Last Monday, The Guardian splurged out with a sensational front page article by Chris McGreal suggesting that Israel offered to sell nuclear weapons to South Africa in the 1970's. The Age couldn't resist the temptation and followed suit by reproducing the article even as grave doubts as to the reliability of the report were surfacing. Respected elder statesman and current Israeli President Shimon Peres scorned the suggestion and it's become clear from the various analyses that the whole saga is based on yet another fiction (see Melanie Phillips both here and here) by the Bash Israel Lobby that has such prevalence within the ailing Fairfax organisation.
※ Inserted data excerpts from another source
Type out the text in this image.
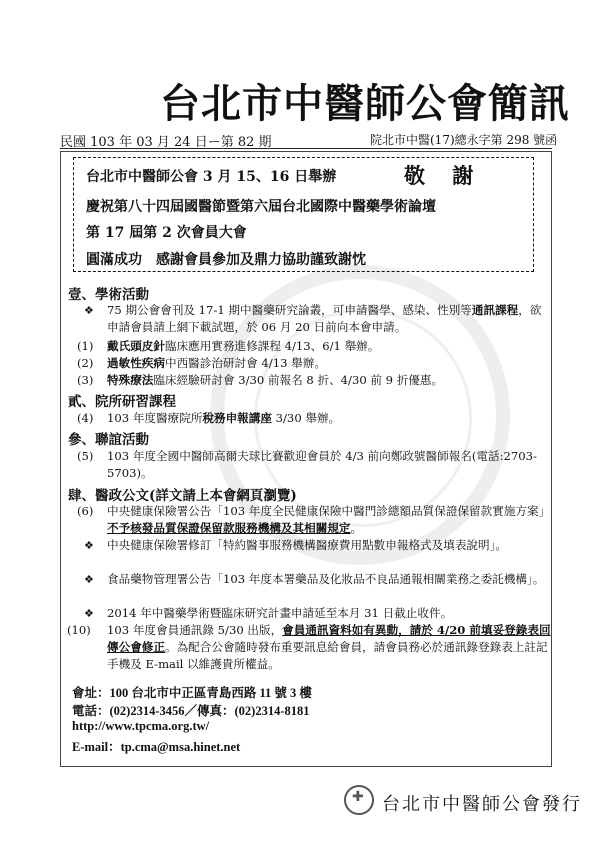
台北市中醫師公會簡訊
民國 103 年 03 月 24 日ー第 82 期	院北市中醫(17)總永字第 298 號函
台北市中醫師公會 3 月 15、16 日舉辦	敬 謝
慶祝第八十四屆國醫節暨第六屆台北國際中醫藥學術論壇
第 17 屆第 2 次會員大會
圓滿成功　感謝會員參加及鼎力協助謹致謝忱
壹、學術活動
❖ 75 期公會會刊及 17-1 期中醫藥研究論叢，可申請醫學、感染、性別等通訊課程，欲申請會員請上網下載試題，於 06 月 20 日前向本會申請。
(1) 戴氏頭皮針臨床應用實務進修課程 4/13、6/1 舉辦。
(2) 過敏性疾病中西醫診治研討會 4/13 舉辦。
(3) 特殊療法臨床經驗研討會 3/30 前報名 8 折、4/30 前 9 折優惠。
貳、院所研習課程
(4) 103 年度醫療院所稅務申報講座 3/30 舉辦。
參、聯誼活動
(5) 103 年度全國中醫師高爾夫球比賽歡迎會員於 4/3 前向鄭政號醫師報名(電話:2703-5703)。
肆、醫政公文(詳文請上本會網頁瀏覽)
(6) 中央健康保險署公告「103 年度全民健康保險中醫門診總額品質保證保留款實施方案」不予核發品質保證保留款服務機構及其相關規定。
❖ 中央健康保險署修訂「特約醫事服務機構醫療費用點數申報格式及填表說明」。
❖ 食品藥物管理署公告「103 年度本署藥品及化妝品不良品通報相關業務之委託機構」。
❖ 2014 年中醫藥學術暨臨床研究計畫申請延至本月 31 日截止收件。
(10) 103 年度會員通訊錄 5/30 出版，會員通訊資料如有異動，請於 4/20 前填妥登錄表回傳公會修正。為配合公會隨時發布重要訊息給會員，請會員務必於通訊錄登錄表上註記手機及 E-mail 以維護貴所權益。
會址：100 台北市中正區青島西路 11 號 3 樓
電話：(02)2314-3456／傳真：(02)2314-8181
http://www.tpcma.org.tw/
E-mail：tp.cma@msa.hinet.net
✚
台北市中醫師公會發行
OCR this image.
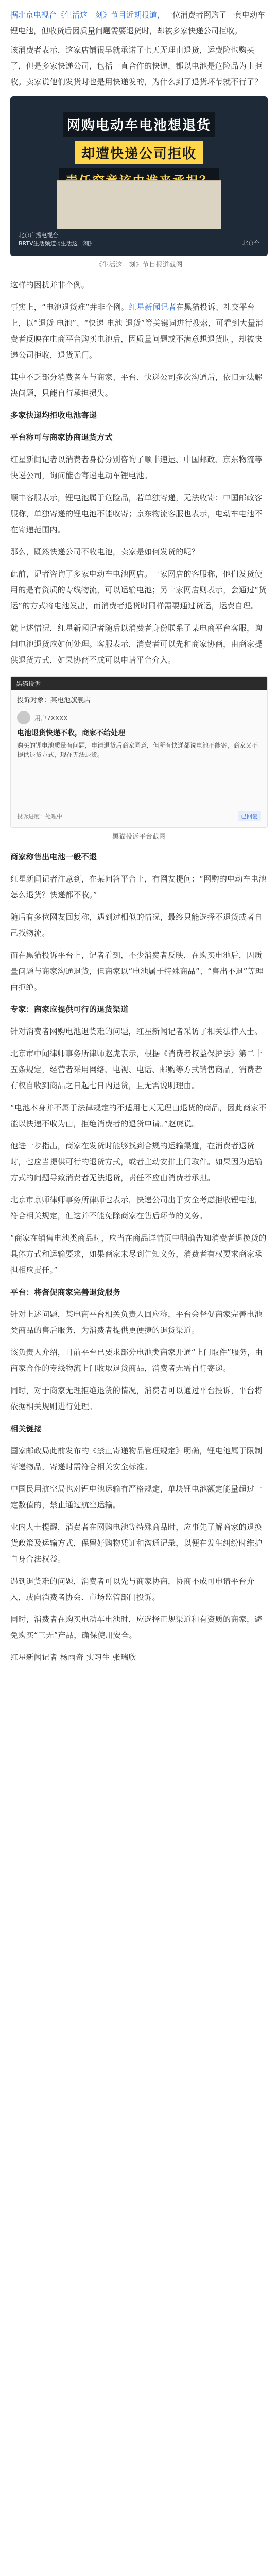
据北京电视台《生活这一刻》节目近期报道，一位消费者网购了一套电动车锂电池，但收货后因质量问题需要退货时，却被多家快递公司拒收。

该消费者表示，这家店铺很早就承诺了七天无理由退货，运费险也购买了，但是多家快递公司，包括一直合作的快递，都以电池是危险品为由拒收。卖家说他们发货时也是用快递发的，为什么到了退货环节就不行了？

网购电动车电池想退货
却遭快递公司拒收

北京广播电视台
BRTV生活频道·《生活这一刻》	北京台
《生活这一刻》节目报道截图

这样的困扰并非个例。

事实上，“电池退货难”并非个例。红星新闻记者在黑猫投诉、社交平台上，以“退货 电池”、“快递 电池 退货”等关键词进行搜索，可看到大量消费者反映在电商平台购买电池后，因质量问题或不满意想退货时，却被快递公司拒收，退货无门。

其中不乏部分消费者在与商家、平台、快递公司多次沟通后，依旧无法解决问题，只能自行承担损失。

多家快递均拒收电池寄递

平台称可与商家协商退货方式

红星新闻记者以消费者身份分别咨询了顺丰速运、中国邮政、京东物流等快递公司，询问能否寄递电动车锂电池。

顺丰客服表示，锂电池属于危险品，若单独寄递，无法收寄；中国邮政客服称，单独寄递的锂电池不能收寄；京东物流客服也表示，电动车电池不在寄递范围内。

那么，既然快递公司不收电池，卖家是如何发货的呢？

此前，记者咨询了多家电动车电池网店。一家网店的客服称，他们发货使用的是有资质的专线物流，可以运输电池；另一家网店则表示，会通过“货运”的方式将电池发出，而消费者退货时同样需要通过货运，运费自理。

就上述情况，红星新闻记者随后以消费者身份联系了某电商平台客服，询问电池退货应如何处理。客服表示，消费者可以先和商家协商，由商家提供退货方式，如果协商不成可以申请平台介入。

黑猫投诉
投诉对象：某电池旗舰店
用户7XXXX
电池退货快递不收，商家不给处理
购买的锂电池质量有问题，申请退货后商家同意，但所有快递都说电池不能寄，商家又不提供退货方式，现在无法退货。
投诉进度：处理中	已回复
黑猫投诉平台截图

商家称售出电池一般不退

红星新闻记者注意到，在某问答平台上，有网友提问：“网购的电动车电池怎么退货？快递都不收。”

随后有多位网友回复称，遇到过相似的情况，最终只能选择不退货或者自己找物流。

而在黑猫投诉平台上，记者看到，不少消费者反映，在购买电池后，因质量问题与商家沟通退货，但商家以“电池属于特殊商品”、“售出不退”等理由拒绝。

专家：商家应提供可行的退货渠道

针对消费者网购电池退货难的问题，红星新闻记者采访了相关法律人士。

北京市中闻律师事务所律师赵虎表示，根据《消费者权益保护法》第二十五条规定，经营者采用网络、电视、电话、邮购等方式销售商品，消费者有权自收到商品之日起七日内退货，且无需说明理由。

“电池本身并不属于法律规定的不适用七天无理由退货的商品，因此商家不能以快递不收为由，拒绝消费者的退货申请。”赵虎说。

他进一步指出，商家在发货时能够找到合规的运输渠道，在消费者退货时，也应当提供可行的退货方式，或者主动安排上门取件。如果因为运输方式的问题导致消费者无法退货，责任不应由消费者承担。

北京市京师律师事务所律师也表示，快递公司出于安全考虑拒收锂电池，符合相关规定，但这并不能免除商家在售后环节的义务。

“商家在销售电池类商品时，应当在商品详情页中明确告知消费者退换货的具体方式和运输要求，如果商家未尽到告知义务，消费者有权要求商家承担相应责任。”

平台：将督促商家完善退货服务

针对上述问题，某电商平台相关负责人回应称，平台会督促商家完善电池类商品的售后服务，为消费者提供更便捷的退货渠道。

该负责人介绍，目前平台已要求部分电池类商家开通“上门取件”服务，由商家合作的专线物流上门收取退货商品，消费者无需自行寄递。

同时，对于商家无理拒绝退货的情况，消费者可以通过平台投诉，平台将依据相关规则进行处理。

相关链接

国家邮政局此前发布的《禁止寄递物品管理规定》明确，锂电池属于限制寄递物品，寄递时需符合相关安全标准。

中国民用航空局也对锂电池运输有严格规定，单块锂电池额定能量超过一定数值的，禁止通过航空运输。

业内人士提醒，消费者在网购电池等特殊商品时，应事先了解商家的退换货政策及运输方式，保留好购物凭证和沟通记录，以便在发生纠纷时维护自身合法权益。

遇到退货难的问题，消费者可以先与商家协商，协商不成可申请平台介入，或向消费者协会、市场监管部门投诉。

同时，消费者在购买电动车电池时，应选择正规渠道和有资质的商家，避免购买“三无”产品，确保使用安全。

红星新闻记者 杨雨奇 实习生 张瑞欣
The end result can be seen in this nasty piece of lying by a letter writer whose work can be found in yesterday's Sydney Morning Herald:

Nuclear questions Israel must answer

We have now been given ''conclusive proof'' about Israel's offer to sell apartheid South Africa nuclear weapons in 1975 (''Top secret: Israel offered to sell nuclear bombs'', May 25).

Kambiz Afrachteh Potts Point

Even in McGreal's nasty piece of work the claim that Israel offered to sell nuclear arms is at best a contested issue but by publishing this letter, the SMH accepts the lie that an alleged offer was made or even discussed by Israel at the time.

The constant lies and abuse of this one nation under siege from neighbours ready to pulverise it into extinction leads to thoughts such as these from another uninformed SMH reader:

Despite repeated inspections by the International Atomic Energy Agency, there has been no ''conclusive proof'' that Iran is engaged in a nuclear weapons program.
Therefore it may be politic for Evan Guttman (Letters, May 26) and other apologists for Israel's actions to stop scapegoating Iran and to drop from their repertoire of ''relative immoralisms'' any reference to nuclear proliferation. If not, the world might start to get suspicious about its ''inconclusively proven'' arsenal of 200 nuclear weapons. Goodness me, they could even conclude that Israel's regional nuclear monopoly is inevitably the first domino in the nuclear proliferation of the Middle East.

This is journalism at its most rancid.